Das Thema beschäftigt inzwischen auch die Bundespolitik: Kürzlich lud Bundeslandwirtschaftsministerin Julia Klöckner in Berlin zum sogenannten Waldgipfel ein. Ziel war es, dabei zu helfen, die Gesundheit der Baumbestände für die Zukunft zu sichern und gegebenenfalls wiederherzustellen.

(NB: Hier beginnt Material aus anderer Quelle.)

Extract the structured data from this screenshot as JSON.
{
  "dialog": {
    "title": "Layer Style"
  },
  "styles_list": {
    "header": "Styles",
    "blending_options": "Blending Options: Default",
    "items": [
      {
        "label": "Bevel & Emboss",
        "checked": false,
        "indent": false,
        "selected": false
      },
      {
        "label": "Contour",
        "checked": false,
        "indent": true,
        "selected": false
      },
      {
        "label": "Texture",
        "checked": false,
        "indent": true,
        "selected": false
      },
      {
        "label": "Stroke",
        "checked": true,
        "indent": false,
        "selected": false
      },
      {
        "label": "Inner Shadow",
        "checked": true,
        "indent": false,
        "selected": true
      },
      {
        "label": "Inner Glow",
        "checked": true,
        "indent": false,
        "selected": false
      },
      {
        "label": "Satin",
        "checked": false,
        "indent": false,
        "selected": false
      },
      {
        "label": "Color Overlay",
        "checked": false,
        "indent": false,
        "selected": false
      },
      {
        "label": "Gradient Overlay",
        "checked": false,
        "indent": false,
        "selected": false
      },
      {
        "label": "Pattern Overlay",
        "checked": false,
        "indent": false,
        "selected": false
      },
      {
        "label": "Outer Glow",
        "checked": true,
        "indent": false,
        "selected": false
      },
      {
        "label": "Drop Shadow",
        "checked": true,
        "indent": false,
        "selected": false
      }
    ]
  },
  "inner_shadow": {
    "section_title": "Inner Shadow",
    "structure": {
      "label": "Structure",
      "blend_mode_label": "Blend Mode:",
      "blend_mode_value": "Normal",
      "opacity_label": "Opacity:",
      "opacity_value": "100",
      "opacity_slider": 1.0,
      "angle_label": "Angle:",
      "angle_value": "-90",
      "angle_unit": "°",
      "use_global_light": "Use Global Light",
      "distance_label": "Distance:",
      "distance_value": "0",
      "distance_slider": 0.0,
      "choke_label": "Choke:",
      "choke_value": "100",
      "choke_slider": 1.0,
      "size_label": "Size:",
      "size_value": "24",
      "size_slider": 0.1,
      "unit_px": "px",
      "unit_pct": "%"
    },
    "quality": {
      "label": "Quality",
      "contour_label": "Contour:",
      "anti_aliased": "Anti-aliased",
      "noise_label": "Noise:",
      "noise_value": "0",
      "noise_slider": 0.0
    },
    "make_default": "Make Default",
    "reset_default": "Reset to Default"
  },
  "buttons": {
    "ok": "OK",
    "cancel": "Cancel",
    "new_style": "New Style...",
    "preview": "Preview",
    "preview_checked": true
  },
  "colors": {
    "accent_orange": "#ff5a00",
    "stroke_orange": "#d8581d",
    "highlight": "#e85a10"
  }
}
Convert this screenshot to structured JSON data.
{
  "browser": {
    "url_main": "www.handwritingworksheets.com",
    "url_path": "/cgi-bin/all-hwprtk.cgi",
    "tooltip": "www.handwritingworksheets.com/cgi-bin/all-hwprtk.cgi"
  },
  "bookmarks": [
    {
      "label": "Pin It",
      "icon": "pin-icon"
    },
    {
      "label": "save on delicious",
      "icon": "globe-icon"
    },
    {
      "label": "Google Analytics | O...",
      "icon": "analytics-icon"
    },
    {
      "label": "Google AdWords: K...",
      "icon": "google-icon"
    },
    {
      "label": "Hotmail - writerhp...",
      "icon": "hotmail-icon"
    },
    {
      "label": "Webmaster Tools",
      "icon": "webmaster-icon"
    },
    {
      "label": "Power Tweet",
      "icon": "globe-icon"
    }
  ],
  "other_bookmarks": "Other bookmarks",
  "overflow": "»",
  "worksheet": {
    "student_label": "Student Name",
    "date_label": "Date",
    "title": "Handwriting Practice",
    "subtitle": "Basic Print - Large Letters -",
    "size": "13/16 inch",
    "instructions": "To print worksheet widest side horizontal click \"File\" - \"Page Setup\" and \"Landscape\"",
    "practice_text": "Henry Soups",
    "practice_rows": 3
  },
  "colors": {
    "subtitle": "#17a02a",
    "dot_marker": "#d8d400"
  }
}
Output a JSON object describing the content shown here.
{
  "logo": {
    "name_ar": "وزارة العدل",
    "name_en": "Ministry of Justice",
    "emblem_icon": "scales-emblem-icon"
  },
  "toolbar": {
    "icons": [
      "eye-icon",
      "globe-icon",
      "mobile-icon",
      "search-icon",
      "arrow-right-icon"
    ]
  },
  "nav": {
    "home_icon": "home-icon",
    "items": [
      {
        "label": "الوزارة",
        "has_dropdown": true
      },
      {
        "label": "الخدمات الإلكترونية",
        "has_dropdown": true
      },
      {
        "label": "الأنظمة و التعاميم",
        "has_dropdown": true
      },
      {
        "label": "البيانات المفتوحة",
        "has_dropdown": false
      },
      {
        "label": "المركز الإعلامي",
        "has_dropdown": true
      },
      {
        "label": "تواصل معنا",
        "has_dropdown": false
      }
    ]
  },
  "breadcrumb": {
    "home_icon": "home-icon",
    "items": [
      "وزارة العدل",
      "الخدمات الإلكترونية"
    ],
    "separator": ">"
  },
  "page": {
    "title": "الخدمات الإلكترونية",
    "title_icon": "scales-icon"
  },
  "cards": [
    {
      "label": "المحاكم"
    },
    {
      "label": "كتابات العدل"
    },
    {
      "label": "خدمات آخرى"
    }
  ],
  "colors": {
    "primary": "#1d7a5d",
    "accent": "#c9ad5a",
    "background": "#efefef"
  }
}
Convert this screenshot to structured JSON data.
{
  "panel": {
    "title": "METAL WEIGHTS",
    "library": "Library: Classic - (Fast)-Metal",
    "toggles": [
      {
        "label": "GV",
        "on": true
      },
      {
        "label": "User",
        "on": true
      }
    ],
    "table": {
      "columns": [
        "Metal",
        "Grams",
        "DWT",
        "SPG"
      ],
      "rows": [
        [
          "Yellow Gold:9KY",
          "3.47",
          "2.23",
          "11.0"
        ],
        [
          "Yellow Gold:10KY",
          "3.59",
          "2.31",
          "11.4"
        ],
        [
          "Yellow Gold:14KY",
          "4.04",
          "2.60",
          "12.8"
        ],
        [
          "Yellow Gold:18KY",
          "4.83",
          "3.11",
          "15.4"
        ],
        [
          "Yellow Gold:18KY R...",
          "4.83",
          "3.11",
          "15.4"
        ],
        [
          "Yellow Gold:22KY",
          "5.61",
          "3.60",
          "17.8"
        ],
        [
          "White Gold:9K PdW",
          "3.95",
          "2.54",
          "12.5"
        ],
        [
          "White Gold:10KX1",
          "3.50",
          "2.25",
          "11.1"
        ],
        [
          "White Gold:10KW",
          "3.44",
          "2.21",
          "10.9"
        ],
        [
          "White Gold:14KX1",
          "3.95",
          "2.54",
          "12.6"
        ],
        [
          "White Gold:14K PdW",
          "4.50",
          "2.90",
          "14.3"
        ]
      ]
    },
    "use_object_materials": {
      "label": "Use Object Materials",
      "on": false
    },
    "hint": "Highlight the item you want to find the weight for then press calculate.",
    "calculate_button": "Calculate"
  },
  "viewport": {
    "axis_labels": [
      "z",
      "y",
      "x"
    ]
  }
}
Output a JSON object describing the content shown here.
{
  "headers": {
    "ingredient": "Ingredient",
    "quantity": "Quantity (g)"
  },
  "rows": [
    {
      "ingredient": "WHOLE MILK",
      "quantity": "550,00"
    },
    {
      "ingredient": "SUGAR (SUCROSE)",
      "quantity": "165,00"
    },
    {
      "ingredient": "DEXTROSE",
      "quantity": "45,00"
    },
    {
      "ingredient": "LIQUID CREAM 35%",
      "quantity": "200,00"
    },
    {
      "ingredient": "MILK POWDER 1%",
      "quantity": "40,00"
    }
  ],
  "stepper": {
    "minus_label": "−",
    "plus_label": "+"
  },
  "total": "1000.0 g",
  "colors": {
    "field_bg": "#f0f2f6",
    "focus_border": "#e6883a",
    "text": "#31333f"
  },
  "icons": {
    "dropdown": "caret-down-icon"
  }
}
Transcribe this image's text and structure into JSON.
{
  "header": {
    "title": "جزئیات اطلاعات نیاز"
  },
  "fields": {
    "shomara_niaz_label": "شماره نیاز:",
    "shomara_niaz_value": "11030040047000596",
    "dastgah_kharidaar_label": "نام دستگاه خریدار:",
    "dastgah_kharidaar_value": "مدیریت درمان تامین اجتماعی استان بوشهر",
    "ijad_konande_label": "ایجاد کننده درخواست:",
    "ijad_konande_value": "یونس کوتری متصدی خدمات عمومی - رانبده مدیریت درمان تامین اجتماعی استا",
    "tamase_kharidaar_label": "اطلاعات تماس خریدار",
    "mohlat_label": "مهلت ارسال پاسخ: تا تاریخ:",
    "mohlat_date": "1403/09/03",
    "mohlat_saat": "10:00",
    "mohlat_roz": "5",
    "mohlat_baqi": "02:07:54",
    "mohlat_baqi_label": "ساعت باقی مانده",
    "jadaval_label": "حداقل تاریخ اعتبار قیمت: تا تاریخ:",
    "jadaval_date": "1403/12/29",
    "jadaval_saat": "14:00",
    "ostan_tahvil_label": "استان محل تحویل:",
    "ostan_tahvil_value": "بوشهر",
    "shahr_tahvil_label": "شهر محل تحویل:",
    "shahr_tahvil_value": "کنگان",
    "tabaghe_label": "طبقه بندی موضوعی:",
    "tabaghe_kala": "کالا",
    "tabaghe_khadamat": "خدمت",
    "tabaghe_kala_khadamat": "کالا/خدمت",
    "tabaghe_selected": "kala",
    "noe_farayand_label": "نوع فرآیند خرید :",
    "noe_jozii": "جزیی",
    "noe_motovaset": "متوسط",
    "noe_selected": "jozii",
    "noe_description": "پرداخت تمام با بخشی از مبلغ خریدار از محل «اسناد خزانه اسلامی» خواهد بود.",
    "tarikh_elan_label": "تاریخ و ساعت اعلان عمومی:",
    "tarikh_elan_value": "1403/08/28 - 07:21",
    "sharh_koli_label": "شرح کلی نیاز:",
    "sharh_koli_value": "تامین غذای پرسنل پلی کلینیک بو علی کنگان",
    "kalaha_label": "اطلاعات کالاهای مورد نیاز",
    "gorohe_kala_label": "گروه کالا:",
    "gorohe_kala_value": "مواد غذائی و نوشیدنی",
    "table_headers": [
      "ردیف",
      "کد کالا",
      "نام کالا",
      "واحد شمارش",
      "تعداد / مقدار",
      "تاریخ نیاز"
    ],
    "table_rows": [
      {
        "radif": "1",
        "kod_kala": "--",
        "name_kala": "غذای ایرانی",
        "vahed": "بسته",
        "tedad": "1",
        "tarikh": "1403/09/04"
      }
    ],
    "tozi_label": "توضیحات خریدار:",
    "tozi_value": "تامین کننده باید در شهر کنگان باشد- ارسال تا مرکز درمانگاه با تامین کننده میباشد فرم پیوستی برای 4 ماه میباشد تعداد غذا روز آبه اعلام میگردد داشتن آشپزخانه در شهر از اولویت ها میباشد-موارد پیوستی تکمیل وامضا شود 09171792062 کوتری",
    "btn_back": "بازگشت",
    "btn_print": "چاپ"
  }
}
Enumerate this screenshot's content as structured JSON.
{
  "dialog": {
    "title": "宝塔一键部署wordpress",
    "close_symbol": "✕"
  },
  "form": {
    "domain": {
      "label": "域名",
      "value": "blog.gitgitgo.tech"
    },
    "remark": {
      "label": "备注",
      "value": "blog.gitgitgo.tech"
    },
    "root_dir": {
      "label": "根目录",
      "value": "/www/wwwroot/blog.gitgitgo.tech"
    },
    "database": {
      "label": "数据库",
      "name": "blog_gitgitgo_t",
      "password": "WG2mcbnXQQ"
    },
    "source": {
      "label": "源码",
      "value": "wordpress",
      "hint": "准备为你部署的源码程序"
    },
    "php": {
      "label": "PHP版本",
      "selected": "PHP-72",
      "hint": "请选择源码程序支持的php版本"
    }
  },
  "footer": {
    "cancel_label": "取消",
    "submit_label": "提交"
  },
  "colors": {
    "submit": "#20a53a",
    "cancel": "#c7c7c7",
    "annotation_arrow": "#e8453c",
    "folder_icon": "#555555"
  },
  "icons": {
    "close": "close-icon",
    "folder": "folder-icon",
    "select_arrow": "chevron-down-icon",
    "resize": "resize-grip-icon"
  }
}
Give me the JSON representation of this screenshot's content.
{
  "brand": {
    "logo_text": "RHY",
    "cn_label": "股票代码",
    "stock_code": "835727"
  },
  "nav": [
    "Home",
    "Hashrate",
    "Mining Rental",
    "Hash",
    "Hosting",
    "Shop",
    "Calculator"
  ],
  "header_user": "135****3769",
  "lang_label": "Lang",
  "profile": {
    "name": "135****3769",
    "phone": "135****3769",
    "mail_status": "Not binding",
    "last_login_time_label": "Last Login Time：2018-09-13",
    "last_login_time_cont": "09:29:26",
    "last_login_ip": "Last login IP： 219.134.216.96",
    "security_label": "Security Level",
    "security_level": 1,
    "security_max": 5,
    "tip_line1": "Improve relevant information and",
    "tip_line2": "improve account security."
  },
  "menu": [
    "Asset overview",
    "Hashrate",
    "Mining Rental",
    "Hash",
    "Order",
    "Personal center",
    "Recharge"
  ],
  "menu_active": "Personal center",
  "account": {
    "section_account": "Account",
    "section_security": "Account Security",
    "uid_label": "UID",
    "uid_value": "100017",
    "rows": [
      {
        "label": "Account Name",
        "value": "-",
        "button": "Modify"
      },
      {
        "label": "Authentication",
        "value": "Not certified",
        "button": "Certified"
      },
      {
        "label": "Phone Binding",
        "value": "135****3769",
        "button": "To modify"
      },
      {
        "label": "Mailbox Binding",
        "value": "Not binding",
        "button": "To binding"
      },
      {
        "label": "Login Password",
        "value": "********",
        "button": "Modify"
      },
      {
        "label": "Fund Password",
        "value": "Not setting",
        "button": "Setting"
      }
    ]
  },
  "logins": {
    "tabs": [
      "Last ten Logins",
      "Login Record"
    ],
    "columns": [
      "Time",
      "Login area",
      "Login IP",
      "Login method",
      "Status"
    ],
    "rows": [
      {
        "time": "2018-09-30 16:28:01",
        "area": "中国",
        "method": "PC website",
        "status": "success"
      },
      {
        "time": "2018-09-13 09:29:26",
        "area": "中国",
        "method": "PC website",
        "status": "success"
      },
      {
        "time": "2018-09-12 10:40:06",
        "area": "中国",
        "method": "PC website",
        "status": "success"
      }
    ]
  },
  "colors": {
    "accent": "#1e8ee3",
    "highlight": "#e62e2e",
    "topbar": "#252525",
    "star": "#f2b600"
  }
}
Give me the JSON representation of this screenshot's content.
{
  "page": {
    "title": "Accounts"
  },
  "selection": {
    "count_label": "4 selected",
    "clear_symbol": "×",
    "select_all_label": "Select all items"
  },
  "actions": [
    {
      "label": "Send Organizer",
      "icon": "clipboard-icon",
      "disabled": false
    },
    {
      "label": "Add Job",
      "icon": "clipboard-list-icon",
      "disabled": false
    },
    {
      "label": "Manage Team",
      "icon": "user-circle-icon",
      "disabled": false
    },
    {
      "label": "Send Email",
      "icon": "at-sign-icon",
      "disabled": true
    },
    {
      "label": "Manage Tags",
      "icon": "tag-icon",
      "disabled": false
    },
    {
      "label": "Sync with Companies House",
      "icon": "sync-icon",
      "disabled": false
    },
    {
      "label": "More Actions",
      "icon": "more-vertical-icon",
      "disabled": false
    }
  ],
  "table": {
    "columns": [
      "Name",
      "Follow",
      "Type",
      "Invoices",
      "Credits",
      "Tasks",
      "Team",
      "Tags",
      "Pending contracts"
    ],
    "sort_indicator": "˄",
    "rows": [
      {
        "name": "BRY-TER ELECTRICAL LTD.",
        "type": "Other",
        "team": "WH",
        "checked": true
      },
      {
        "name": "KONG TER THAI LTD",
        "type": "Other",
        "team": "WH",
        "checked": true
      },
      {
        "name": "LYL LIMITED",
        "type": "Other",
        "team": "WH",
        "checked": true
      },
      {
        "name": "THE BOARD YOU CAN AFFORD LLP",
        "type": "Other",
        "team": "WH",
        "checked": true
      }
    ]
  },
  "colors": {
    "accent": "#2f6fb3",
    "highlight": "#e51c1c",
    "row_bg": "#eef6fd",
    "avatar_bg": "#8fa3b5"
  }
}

Klöckner sagte unter anderem zu, Schutz und Betrieb der Wälder bundesweit mit bis zu 800 Millionen Euro zu unterstützen. Wie viel davon in den einzelnen Kommunen und bei den privaten Waldbesitzern ankommen werden, ist jedoch noch unklar. Klöckner empfahl zudem eine konsequentere Jagd auf Rehe. Diese behinderten die Aufforstung, indem sie Baumsprösslinge fressen. Auch die Förster im Grünen Kreis sehen diese Gefahr, zumal die Wildtiere die Bemühungen um eine stärkere Mischung der Wälder sabotieren können – denn sie gelten als Feinschmecker: „Das selektive Äsungsverhalten des Rehwildes bewirkt, dass gerade die selteneren Mischbaumarten verbissen werden“, erklärt Forstoberamtsrat Wolfgang Müller. Er verweist auf Landeswaldgesetz sowie das Saarländische Jagdgesetz. Beide legen fest, dass das Wohl des Waldes und dessen möglichst natürliche Erholung Vorrang haben. Wichtig sei, mit den Jägern gemeinsam Lösungen zu erarbeiten, betont der Beckinger Förster. „Die Wiederbewaldung im Waderner Wald erfolgt überwiegend durch Naturverjüngung und Anpflanzung von Wildlingen und erfordert daher eine konsequente Jagd auf Rehwild“, pflichtet Horst Staub bei, der beim Saarforst-Landesbetrieb für die Waldareale der Hochwaldstadt zuständig ist.

Einblick in den Hochwald von Weiskirchen. Foto: Dieter Ackermann

Wildschweine stellen dagegen im Moment kein größeres Problem im Grünen Kreis dar. In den vergangenen Jahrzehnte habe zwar die Bestand enorm zugenommen, doch darauf werde mit entsprechend höheren Abschusszahlen reagiert, wie die Gemeinden mitteilen.